Rolipram: a promising drug computationally predicted and experimentally reported as a dual inhibitor of caspase-1 and TNF-alpha.

From one side, rolipram potently inhibits TNF-alpha in the nanomolar range, with IC50 = 100–550 nM [87,88]. At the same time, in a recent investigation involving the use of salivary acinar and ductal cells, it was confirmed that the well-established inflammasome component caspase-1 was inhibited by rolipram [89]. In the end, the remarkable inhibition of caspase-1 and TNF-alpha reported for linagliptin, icariin, and rolipram by considering in vitro and/or in vivo assays confirm that these agency-regulated chemicals can act as dual inhibitors of the aforementioned proteins.

4. Conclusions

The key roles of the proteins caspase-1 and TNF-alpha in inflammation make them suitable targets for a wide range of therapeutic applications. Dual inhibitors of these two proteins represent an encouraging horizon in anti-inflammatory research.

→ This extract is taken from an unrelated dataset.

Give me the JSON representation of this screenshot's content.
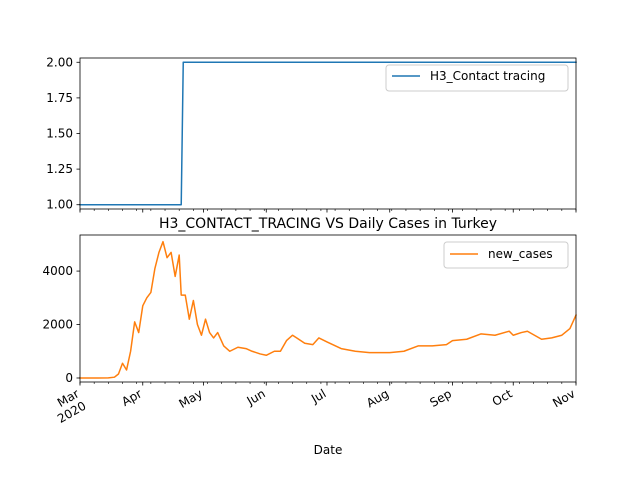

The development of the present mtc-QSAR-MLP model has been an attempt to accelerate the search for wide-spectrum anti-inflammatory agents via dual inhibition of caspase-1 and TNF-alpha, which has led to the identification of three agency-regulated chemicals as versatile anti-inflammatory drugs. In this context, linagliptin, icariin, and rolipram deserve further studies, which could pave the way to the use of these chemicals for the treatment of autoimmune diseases, cancers, and even severe COVID-19 cases, since the latter medical condition is characterized by hyperinflammation (cytokine storm) where simultaneous inhibition of caspase-1 and TNF-alpha could be essential for an efficacious treatment.